Dividend: BMY pays an annual dividend of $2.16 per share (increased at the beginning of 2022 from $1.96 per share), which at its current price translates to a dividend yield of about 2.9%. Management also increased the dividend from $1.80 per share, per annum in mid-2020. An increasing dividend is a strong signal of management’s confidence in its business strategy and overall financial strength.
Price/Book Ratio: there are a lot of ways to measure how much a stock should be worth; but I like to work with a combination of Price/Book and Price/Cash Flow analysis. Together, these measurements provide a long-term, fair value target around $76 per share. That suggests that BMY is close to its fair value, with 2% upside from its current price and a practical discount price at around $61. This metric has decreased from its $83.50 fair value target in February of this year.
Technical Profile
Here’s a look at the stock’s latest technical chart.

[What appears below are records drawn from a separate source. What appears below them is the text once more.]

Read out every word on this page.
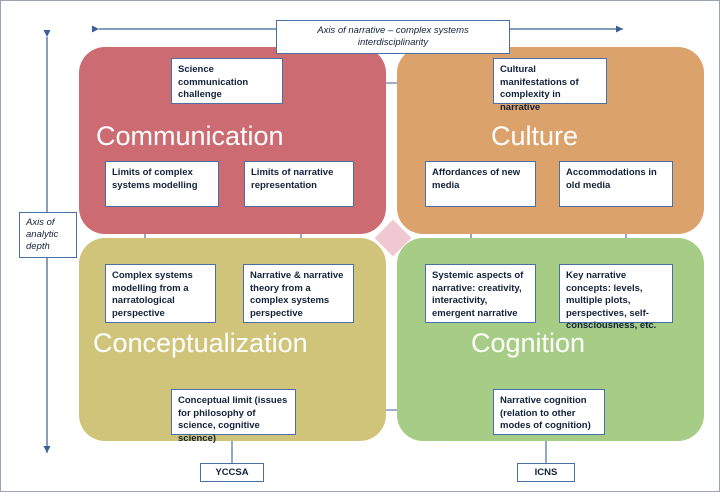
Communication	Culture
Conceptualization	Cognition
Axis of narrative – complex systems interdisciplinarity
Axis of analytic depth
Science communication challenge
Limits of complex systems modelling
Limits of narrative representation
Cultural manifestations of complexity in narrative
Affordances of new media
Accommodations in old media
Complex systems modelling from a narratological perspective
Narrative & narrative theory from a complex systems perspective
Systemic aspects of narrative: creativity, interactivity, emergent narrative
Key narrative concepts: levels, multiple plots, perspectives, self-consciousness, etc.
Conceptual limit (issues for philosophy of science, cognitive science)
Narrative cognition (relation to other modes of cognition)
YCCSA	ICNS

Current Price Action/Trends and Pivots: The chart above displays the last year of price activity for BMY. The red diagonal line traces the stock’s upward trend from its December 2021 low at about $53 to its latest high at about $81; it also provides the baseline for the Fibonacci retracement lines shown on the right side of the chart. From that high, the stock slid back to find current, major support at around $72 last week, with immediate resistance at around $76.50. A push above $76.50 should give the stock room to test the stock’s 52-week high at around $81, while a drop below $72 could have somewhat limited downside, with the 382.% retracement line providing next support at about $70 per share.

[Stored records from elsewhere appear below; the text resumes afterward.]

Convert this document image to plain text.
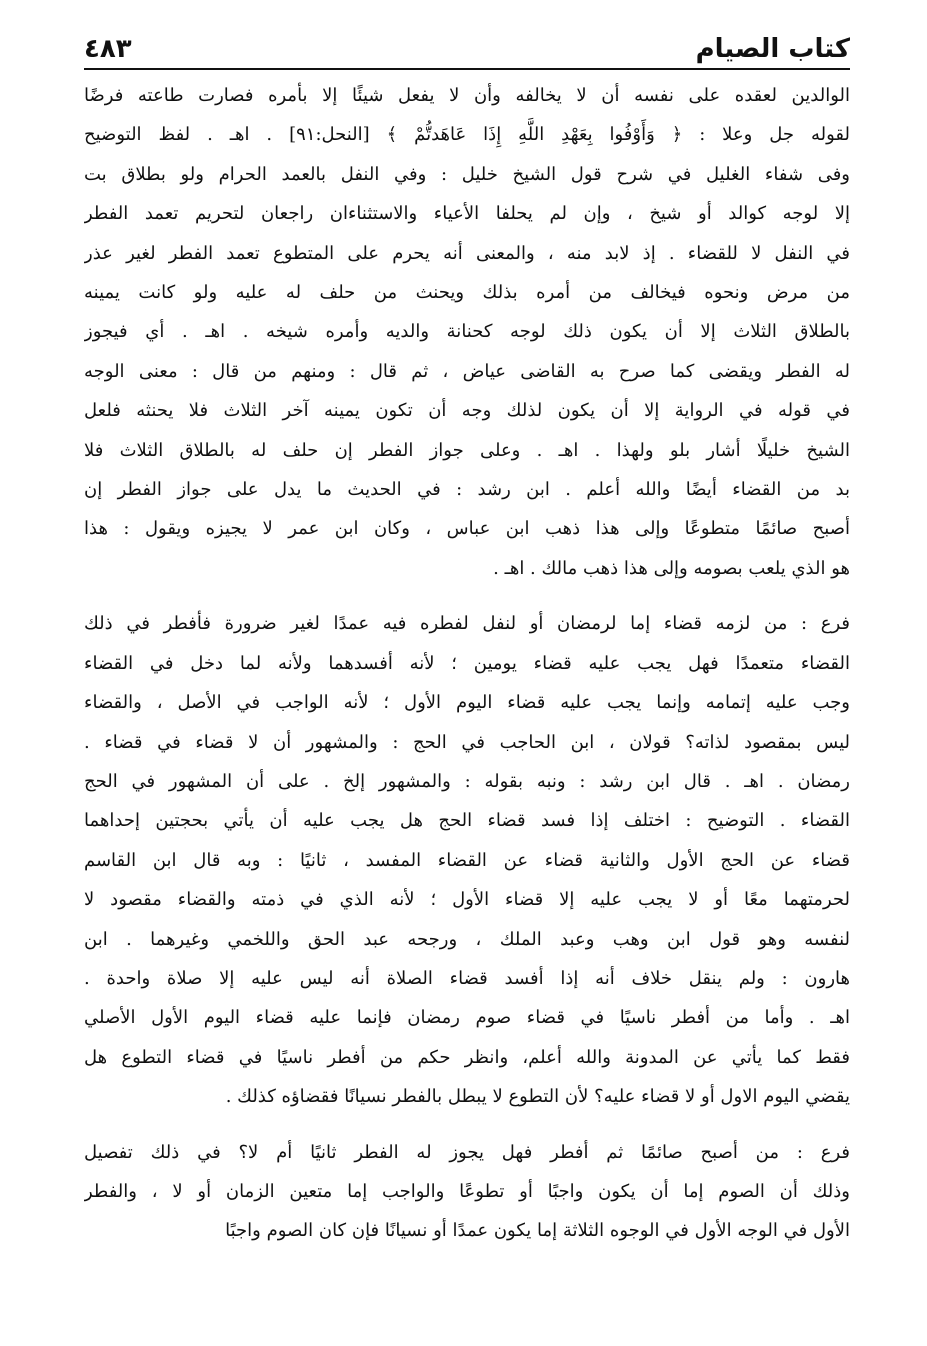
كتاب الصيام
٤٨٣

الوالدين لعقده على نفسه أن لا يخالفه وأن لا يفعل شيئًا إلا بأمره فصارت طاعته فرضًا
لقوله جل وعلا : ﴿ وَأَوْفُوا بِعَهْدِ اللَّهِ إِذَا عَاهَدتُّمْ ﴾ [النحل:٩١] . اهـ . لفظ التوضيح
وفى شفاء الغليل في شرح قول الشيخ خليل : وفي النفل بالعمد الحرام ولو بطلاق بت
إلا لوجه كوالد أو شيخ ، وإن لم يحلفا الأعياء والاستثناءان راجعان لتحريم تعمد الفطر
في النفل لا للقضاء . إذ لابد منه ، والمعنى أنه يحرم على المتطوع تعمد الفطر لغير عذر
من مرض ونحوه فيخالف من أمره بذلك ويحنث من حلف له عليه ولو كانت يمينه
بالطلاق الثلاث إلا أن يكون ذلك لوجه كحنانة والديه وأمره شيخه . اهـ . أي فيجوز
له الفطر ويقضى كما صرح به القاضى عياض ، ثم قال : ومنهم من قال : معنى الوجه
في قوله في الرواية إلا أن يكون لذلك وجه أن تكون يمينه آخر الثلاث فلا يحنثه فلعل
الشيخ خليلًا أشار بلو ولهذا . اهـ . وعلى جواز الفطر إن حلف له بالطلاق الثلاث فلا
بد من القضاء أيضًا والله أعلم . ابن رشد : في الحديث ما يدل على جواز الفطر إن
أصبح صائمًا متطوعًا وإلى هذا ذهب ابن عباس ، وكان ابن عمر لا يجيزه ويقول : هذا
هو الذي يلعب بصومه وإلى هذا ذهب مالك . اهـ .

فرع : من لزمه قضاء إما لرمضان أو لنفل لفطره فيه عمدًا لغير ضرورة فأفطر في ذلك
القضاء متعمدًا فهل يجب عليه قضاء يومين ؛ لأنه أفسدهما ولأنه لما دخل في القضاء
وجب عليه إتمامه وإنما يجب عليه قضاء اليوم الأول ؛ لأنه الواجب في الأصل ، والقضاء
ليس بمقصود لذاته؟ قولان ، ابن الحاجب في الحج : والمشهور أن لا قضاء في قضاء .
رمضان . اهـ . قال ابن رشد : ونبه بقوله : والمشهور إلخ . على أن المشهور في الحج
القضاء . التوضيح : اختلف إذا فسد قضاء الحج هل يجب عليه أن يأتي بحجتين إحداهما
قضاء عن الحج الأول والثانية قضاء عن القضاء المفسد ، ثانيًا : وبه قال ابن القاسم
لحرمتهما معًا أو لا يجب عليه إلا قضاء الأول ؛ لأنه الذي في ذمته والقضاء مقصود لا
لنفسه وهو قول ابن وهب وعبد الملك ، ورجحه عبد الحق واللخمي وغيرهما . ابن
هارون : ولم ينقل خلاف أنه إذا أفسد قضاء الصلاة أنه ليس عليه إلا صلاة واحدة .
اهـ . وأما من أفطر ناسيًا في قضاء صوم رمضان فإنما عليه قضاء اليوم الأول الأصلي
فقط كما يأتي عن المدونة والله أعلم، وانظر حكم من أفطر ناسيًا في قضاء التطوع هل
يقضي اليوم الاول أو لا قضاء عليه؟ لأن التطوع لا يبطل بالفطر نسيانًا فقضاؤه كذلك .

فرع : من أصبح صائمًا ثم أفطر فهل يجوز له الفطر ثانيًا أم لا؟ في ذلك تفصيل
وذلك أن الصوم إما أن يكون واجبًا أو تطوعًا والواجب إما متعين الزمان أو لا ، والفطر
الأول في الوجه الأول في الوجوه الثلاثة إما يكون عمدًا أو نسيانًا فإن كان الصوم واجبًا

Near-term Keys: BMY’s fundamental profile is healthy in many respects, with a useful decrease in long-term debt helping to keep the company’s financial flexibility strong. That said, the current decline in Net Income has extended over the last two quarters, and is reason enough to accept the fact that the stock doesn’t offer a useful value at its current price. I would look for the stock to either break down into the low $60 range, or show more material improvements in its fundamental metrics that improve the argument for a higher value-driven price first. If you prefer to work with short-term trading strategies, a push above resistance at $76.50 could offer an opportunity to buy the stock or work with call options, with about $4.50 of immediate upside to $81 as a good bullish profit target. A drop below $72 could be a signal to think about shorting the stock or buying put options, using $70 as a practical profit target on a bearish trade.